Virtualenv location: /Users/martin/.local/share/virtualenvs/migrate-example-aEf2PuZd
requirements.txt found, instead of Pipfile! Converting…
✔ Success!
Our new Pipfile after migration:
[[source]]
name = "pypi"
url = "https://pypi.org/simple"
verify_ssl = true
[dev-packages]
[packages]
boto3 = "==1.14.28"
botocore = "==1.17.28"
docutils = "==0.15.2"
jmespath = "==0.10.0"
python-dateutil = "==2.8.1"
s3transfer = "==0.3.3"
six = "==1.15.0"
urllib3 = "==1.25.10"
[requires]
python_version = "3.8"
You can clean packages that you know are not essential for your code and are just sub-dependencies.
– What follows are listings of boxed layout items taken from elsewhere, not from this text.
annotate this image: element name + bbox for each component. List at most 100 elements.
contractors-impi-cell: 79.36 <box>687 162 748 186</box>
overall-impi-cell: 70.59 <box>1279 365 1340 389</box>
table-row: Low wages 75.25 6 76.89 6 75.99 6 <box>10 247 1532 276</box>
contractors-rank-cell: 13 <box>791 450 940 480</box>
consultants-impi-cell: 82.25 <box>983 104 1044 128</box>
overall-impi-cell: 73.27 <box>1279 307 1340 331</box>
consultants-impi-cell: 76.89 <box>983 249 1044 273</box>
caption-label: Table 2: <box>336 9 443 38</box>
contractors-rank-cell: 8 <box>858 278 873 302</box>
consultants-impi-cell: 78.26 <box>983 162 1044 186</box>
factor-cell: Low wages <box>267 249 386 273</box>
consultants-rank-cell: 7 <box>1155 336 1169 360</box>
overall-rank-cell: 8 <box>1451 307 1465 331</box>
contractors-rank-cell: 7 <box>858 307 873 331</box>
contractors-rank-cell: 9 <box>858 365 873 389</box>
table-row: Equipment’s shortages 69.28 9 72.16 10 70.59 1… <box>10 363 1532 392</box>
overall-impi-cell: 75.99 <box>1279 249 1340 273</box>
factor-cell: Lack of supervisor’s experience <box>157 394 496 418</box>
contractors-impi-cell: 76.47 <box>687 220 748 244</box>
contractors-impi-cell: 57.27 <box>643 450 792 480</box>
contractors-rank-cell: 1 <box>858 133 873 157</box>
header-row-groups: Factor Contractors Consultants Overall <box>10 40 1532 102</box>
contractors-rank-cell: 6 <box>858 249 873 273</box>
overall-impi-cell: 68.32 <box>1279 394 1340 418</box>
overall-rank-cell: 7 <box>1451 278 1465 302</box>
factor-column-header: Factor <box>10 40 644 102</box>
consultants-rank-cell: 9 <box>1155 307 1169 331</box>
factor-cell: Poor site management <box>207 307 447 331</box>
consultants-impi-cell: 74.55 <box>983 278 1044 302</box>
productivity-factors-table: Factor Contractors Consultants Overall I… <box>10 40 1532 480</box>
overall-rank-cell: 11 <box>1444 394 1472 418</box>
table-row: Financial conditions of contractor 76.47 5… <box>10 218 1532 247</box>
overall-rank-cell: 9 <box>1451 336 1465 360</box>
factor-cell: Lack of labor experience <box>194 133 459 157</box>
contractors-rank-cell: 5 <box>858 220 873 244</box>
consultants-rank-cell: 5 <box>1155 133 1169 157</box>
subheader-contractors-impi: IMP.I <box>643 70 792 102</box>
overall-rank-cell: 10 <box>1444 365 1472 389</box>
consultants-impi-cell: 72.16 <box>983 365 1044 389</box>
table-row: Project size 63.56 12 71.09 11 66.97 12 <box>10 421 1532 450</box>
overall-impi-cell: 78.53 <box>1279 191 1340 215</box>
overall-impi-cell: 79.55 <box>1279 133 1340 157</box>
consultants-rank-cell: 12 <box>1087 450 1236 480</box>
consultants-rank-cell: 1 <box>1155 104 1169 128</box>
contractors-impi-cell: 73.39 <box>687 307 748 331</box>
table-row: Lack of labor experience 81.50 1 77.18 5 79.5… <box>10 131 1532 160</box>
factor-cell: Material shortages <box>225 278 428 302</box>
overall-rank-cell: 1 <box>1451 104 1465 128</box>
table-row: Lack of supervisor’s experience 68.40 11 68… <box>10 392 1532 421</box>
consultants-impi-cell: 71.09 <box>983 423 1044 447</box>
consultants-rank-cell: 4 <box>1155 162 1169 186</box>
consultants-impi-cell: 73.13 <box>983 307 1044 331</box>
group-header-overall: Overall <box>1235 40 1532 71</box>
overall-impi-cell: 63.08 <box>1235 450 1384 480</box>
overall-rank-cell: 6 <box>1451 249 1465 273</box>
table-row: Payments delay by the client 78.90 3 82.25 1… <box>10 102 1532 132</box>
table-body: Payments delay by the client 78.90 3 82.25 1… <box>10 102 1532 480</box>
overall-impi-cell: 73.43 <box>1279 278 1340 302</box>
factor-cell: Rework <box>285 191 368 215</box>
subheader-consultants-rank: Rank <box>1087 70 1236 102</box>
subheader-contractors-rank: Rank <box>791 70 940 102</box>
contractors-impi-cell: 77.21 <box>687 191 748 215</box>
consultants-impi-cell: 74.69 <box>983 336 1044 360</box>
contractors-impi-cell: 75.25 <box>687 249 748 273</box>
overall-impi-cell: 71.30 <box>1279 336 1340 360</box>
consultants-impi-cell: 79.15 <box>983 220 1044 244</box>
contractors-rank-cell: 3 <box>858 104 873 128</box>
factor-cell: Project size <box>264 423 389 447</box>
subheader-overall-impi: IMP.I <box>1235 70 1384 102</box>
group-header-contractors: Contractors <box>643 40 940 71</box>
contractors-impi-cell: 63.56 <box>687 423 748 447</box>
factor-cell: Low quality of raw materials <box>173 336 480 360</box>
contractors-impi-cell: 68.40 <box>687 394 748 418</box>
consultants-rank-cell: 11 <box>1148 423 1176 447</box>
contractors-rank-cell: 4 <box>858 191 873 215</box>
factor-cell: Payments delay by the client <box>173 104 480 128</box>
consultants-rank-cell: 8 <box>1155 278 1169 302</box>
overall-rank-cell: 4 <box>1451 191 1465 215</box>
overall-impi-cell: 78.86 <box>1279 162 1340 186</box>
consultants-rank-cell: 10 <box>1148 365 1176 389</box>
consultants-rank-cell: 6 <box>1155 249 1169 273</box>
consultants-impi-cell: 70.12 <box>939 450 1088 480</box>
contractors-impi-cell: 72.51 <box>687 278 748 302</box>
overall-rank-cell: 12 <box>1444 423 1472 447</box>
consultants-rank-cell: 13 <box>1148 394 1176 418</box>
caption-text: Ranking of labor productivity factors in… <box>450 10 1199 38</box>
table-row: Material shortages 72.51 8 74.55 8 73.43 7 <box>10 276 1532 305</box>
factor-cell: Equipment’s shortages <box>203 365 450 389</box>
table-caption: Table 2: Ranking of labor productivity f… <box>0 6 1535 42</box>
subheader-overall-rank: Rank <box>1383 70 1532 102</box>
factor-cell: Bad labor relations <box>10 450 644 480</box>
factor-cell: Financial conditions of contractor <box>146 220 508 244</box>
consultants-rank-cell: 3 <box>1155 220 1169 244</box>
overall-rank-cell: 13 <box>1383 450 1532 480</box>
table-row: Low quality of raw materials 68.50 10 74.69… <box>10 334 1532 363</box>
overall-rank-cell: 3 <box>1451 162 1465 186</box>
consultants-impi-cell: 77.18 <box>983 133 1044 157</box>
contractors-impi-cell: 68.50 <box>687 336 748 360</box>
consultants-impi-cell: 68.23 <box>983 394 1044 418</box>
After that simply create a lock file and you can commit both Pipfile and Pipfile.lock to your repo:
pipenv lock
---
Locking [dev-packages] dependencies…
Locking [packages] dependencies…
Building requirements...
Resolving dependencies...
✔ Success!
Updated Pipfile.lock (dc9747)!
Specific version of library in Pipfile
When I started working with Pipenv, I had one question for which it was a bit difficult to find an answer, at least at that time: "How can I specify the exact version of a library to use in my Pipfile?".
I was trying many combinations in Pipfile, all of them incorrect:
boto3 = 1.14.28
boto3 = "1.14.28"
boto3==1.14.28
boto3=="1.14.28"
As you can see from example Pipfile above, the correct usage is:
boto3 = "==1.14.28"
I hope this article showed you how useful it can be to use Pipenv as a package manager for your project. It does not matter if your team or project is small, medium, or large, all of them could benefit from a properly defined dependency list that is well maintained and Pipenv helps you with that immensely. It helps to prevent errors and bugs, and I am really glad that we already have a tool like this at our disposal in Python. It's time to start using it!